We’re wrapping up a week of island time with the extended Chaffee family. Your Mom and I have hitched along for Chaffee vacations between Whistler and Hawaii a couple times now, so we are all on the same program. This is already your second time in Hawaii. Lucky guy! We tend to go this first week of December as a way to celebrate your Mom’s birthday. Pools, beaches, snorkeling, shaved ice: That’s how you celebrate.

No longer a reliant, predictable infant, you’ve made your presence known this trip with a loud voice and strong opinion of what you want to do. Usually that involves chasing lizards or roosters, both plentiful on this small island. You’ve also invented a new call-and-response game with your sister where you say/sing “I love you” in a high-pitched voice that sounds more like “A wuv woo” and she replies howling like a dog. That’s kept the rental van rides entertaining.

You’ve walked out the front door a few times without telling anyone, catching us by surprise and causing the closest adult to jet out after you. At least you’re not heading out the backdoor unannounced. That’s where the pool is. We’ve been diligent about making sure the locks are set at all times.

You’ve spent a ton of time in the pool and have gotten a lot more confident with the hours. You’ve been good about keeping your lifejacket on, which is a relief to us.
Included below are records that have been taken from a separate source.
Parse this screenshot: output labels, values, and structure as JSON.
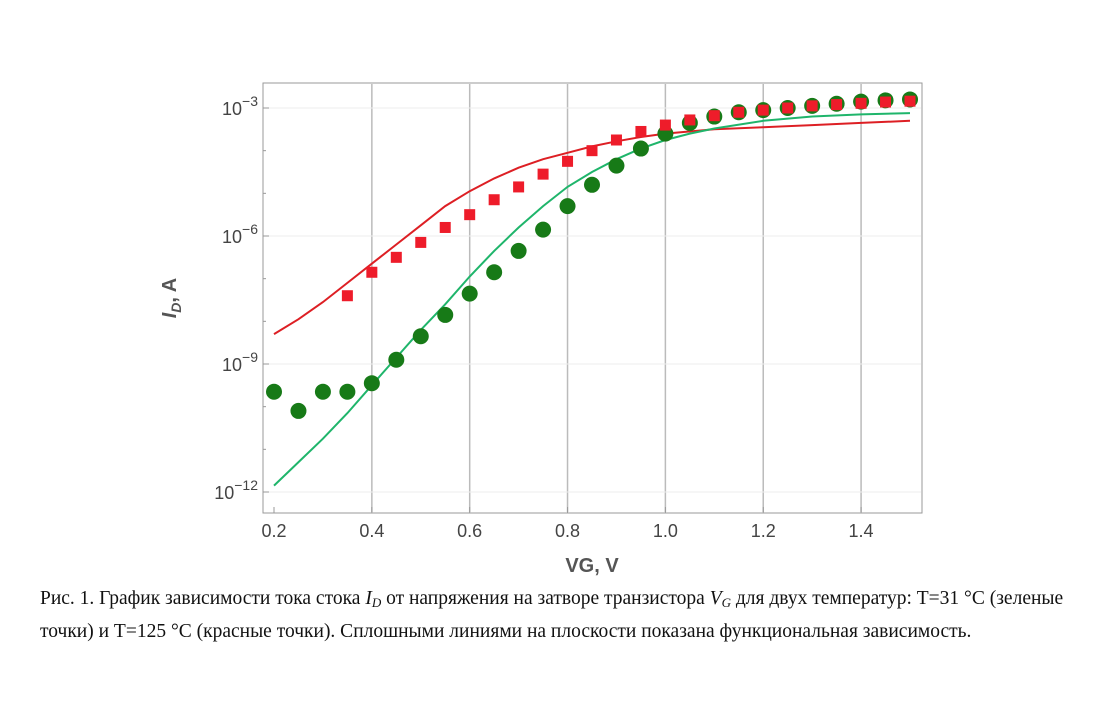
{
  "caption": {
    "part1": "Рис. 1. График зависимости тока стока ",
    "id_letter": "I",
    "id_sub": "D",
    "part2": " от напряжения на затворе транзистора ",
    "vg_letter": "V",
    "vg_sub": "G",
    "part3": " для двух температур: T=31 °C (зеленые точки) и T=125 °C (красные точки). Сплошными линиями на плоскости показана функциональная зависимость."
  },
  "chart_data": {
    "type": "scatter",
    "xlabel": "VG, V",
    "ylabel": {
      "main": "I",
      "sub": "D",
      "rest": ", A"
    },
    "xlim": [
      0.2,
      1.5
    ],
    "ylim_log10": [
      -12,
      -3
    ],
    "yscale": "log",
    "x_ticks": [
      "0.2",
      "0.4",
      "0.6",
      "0.8",
      "1.0",
      "1.2",
      "1.4"
    ],
    "y_ticks": [
      {
        "exp": -3,
        "base": "10",
        "sup": "−3"
      },
      {
        "exp": -6,
        "base": "10",
        "sup": "−6"
      },
      {
        "exp": -9,
        "base": "10",
        "sup": "−9"
      },
      {
        "exp": -12,
        "base": "10",
        "sup": "−12"
      }
    ],
    "grid": "vertical",
    "colors": {
      "green": "#177a17",
      "red": "#ee1c2a",
      "green_line": "#1fb56b",
      "red_line": "#dd1f24",
      "grid": "#bbbbbb",
      "frame": "#999999"
    },
    "series": [
      {
        "marker": "circle",
        "color": "green",
        "x": [
          0.2,
          0.25,
          0.3,
          0.35,
          0.4,
          0.45,
          0.5,
          0.55,
          0.6,
          0.65,
          0.7,
          0.75,
          0.8,
          0.85,
          0.9,
          0.95,
          1.0,
          1.05,
          1.1,
          1.15,
          1.2,
          1.25,
          1.3,
          1.35,
          1.4,
          1.45,
          1.5
        ],
        "y_log10": [
          -9.65,
          -10.1,
          -9.65,
          -9.65,
          -9.45,
          -8.9,
          -8.35,
          -7.85,
          -7.35,
          -6.85,
          -6.35,
          -5.85,
          -5.3,
          -4.8,
          -4.35,
          -3.95,
          -3.6,
          -3.35,
          -3.2,
          -3.1,
          -3.05,
          -3.0,
          -2.95,
          -2.9,
          -2.85,
          -2.82,
          -2.8
        ]
      },
      {
        "marker": "square",
        "color": "red",
        "x": [
          0.35,
          0.4,
          0.45,
          0.5,
          0.55,
          0.6,
          0.65,
          0.7,
          0.75,
          0.8,
          0.85,
          0.9,
          0.95,
          1.0,
          1.05,
          1.1,
          1.15,
          1.2,
          1.25,
          1.3,
          1.35,
          1.4,
          1.45,
          1.5
        ],
        "y_log10": [
          -7.4,
          -6.85,
          -6.5,
          -6.15,
          -5.8,
          -5.5,
          -5.15,
          -4.85,
          -4.55,
          -4.25,
          -4.0,
          -3.75,
          -3.55,
          -3.4,
          -3.28,
          -3.18,
          -3.1,
          -3.05,
          -3.0,
          -2.95,
          -2.92,
          -2.89,
          -2.86,
          -2.84
        ]
      },
      {
        "marker": "line",
        "color": "red_line",
        "x": [
          0.2,
          0.25,
          0.3,
          0.35,
          0.4,
          0.45,
          0.5,
          0.55,
          0.6,
          0.65,
          0.7,
          0.75,
          0.8,
          0.85,
          0.9,
          0.95,
          1.0,
          1.1,
          1.2,
          1.3,
          1.4,
          1.5
        ],
        "y_log10": [
          -8.3,
          -7.95,
          -7.55,
          -7.1,
          -6.65,
          -6.2,
          -5.75,
          -5.3,
          -4.95,
          -4.65,
          -4.4,
          -4.2,
          -4.05,
          -3.9,
          -3.78,
          -3.68,
          -3.6,
          -3.5,
          -3.45,
          -3.4,
          -3.35,
          -3.3
        ]
      },
      {
        "marker": "line",
        "color": "green_line",
        "x": [
          0.2,
          0.25,
          0.3,
          0.35,
          0.4,
          0.45,
          0.5,
          0.55,
          0.6,
          0.65,
          0.7,
          0.75,
          0.8,
          0.85,
          0.9,
          0.95,
          1.0,
          1.05,
          1.1,
          1.2,
          1.3,
          1.4,
          1.5
        ],
        "y_log10": [
          -11.85,
          -11.3,
          -10.75,
          -10.15,
          -9.5,
          -8.85,
          -8.2,
          -7.6,
          -6.95,
          -6.35,
          -5.8,
          -5.3,
          -4.85,
          -4.5,
          -4.2,
          -3.95,
          -3.75,
          -3.6,
          -3.48,
          -3.3,
          -3.2,
          -3.15,
          -3.12
        ]
      }
    ]
  }
}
As you’ve been trying to keep up with the big kids, you tried a cannonball jump yesterday, which involved running up to the pool, dropping down on your butt at the edge and scooting into the pool. That gave us a good laugh.

All that pool time and a couple hours on the beach each day can really zap your energy, which is half the point of being here — to try and wear you kids out. We’re usually only half successful and we’re worn out before you are! Today we spent a couple hours at the beach and that did the trick to get this nap kicking. But you’ve spent enough time down today and it’s time to wake you up. Let’s jump back in the pool.